I don’t consider my movie reviews to be the final word on any front. If anything, I’m your phone-a-friend lifeline. I may be dead wrong but I may also have the million dollar answer.
I am, however, hopeful that my write-ups will help others fine tune their own projects. For instance, playwright Israel Horovitz may read my review of his film My Old Lady and comprehend it as a negative opinion, but someone else, let’s say, playwright Lindsay Price could read it and use my criticism to direct a film adaptation of her Tuna Fish Eulogy. Although, Price is a hard shell to crack. But, again, I can be hopeful.
Horovitz’s My Old Lady follows a trend that these plays-turned-fims tend to fall in to. Horovitz is the author of the original play this film is based on, and has copied-and-pasted it to the screen. I haven’t seen his character driver play, but the movie isn’t far from the usual three act, minimalist stage show you could catch in Stratford, Ontario.
The play My Old Lady may improve on stage where the audience can maintain a connection with the hard workers performing for us, but Horovitz’s barebones staging of the drama is dull and has movie goers aching as we watch perfectly fine actors (Kevin Kline, Kristin Scott Thomas, Maggie Smith) try and make something out of the material.
I had the same dilemma with last year’s A Master Builder, a Jonathan Demme directed piece and written by Wallace Shawn adapting Henrik Ibsen’s play.

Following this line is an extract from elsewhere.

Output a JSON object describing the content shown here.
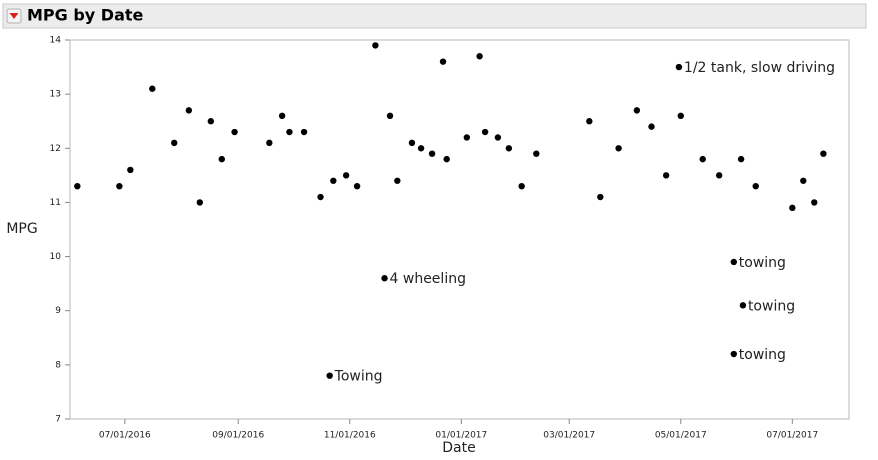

Like My Old Lady, Demme had supurb performers but the final product was all wrong and boring to boot. Then again, Shawn made the task difficult by constructing a difficult screenplay.
With My Old Lady, Israel Horovitz is working with himself. Even though the film has a slew of producers, no one has told him that the film’s layout is dull. A moviegoing audience doesn’t need non-stop thrills to hold our attention, but we do need upbeat or inspired filmmaking. Horovitz may have had this thought itching his brain, but this lifeless movie leads me to think that the writer/director didn’t want to compromise his original vision. In order for this to work, however, he needed to take on this adaptation with an open mind. If he had, we may have gotten a palpable movie to digest and think about afterwards.
The skilled cast is trying their best, and Klein’s irked performance only makes us wonder what this adaptation would’ve been like under the direction of, let’s say, Dogville’s Lars von Trier or The Perks of Being a Wallflower’s Stephen Chbosky. Again, I may be dead wrong, but this could be the million dollar answer.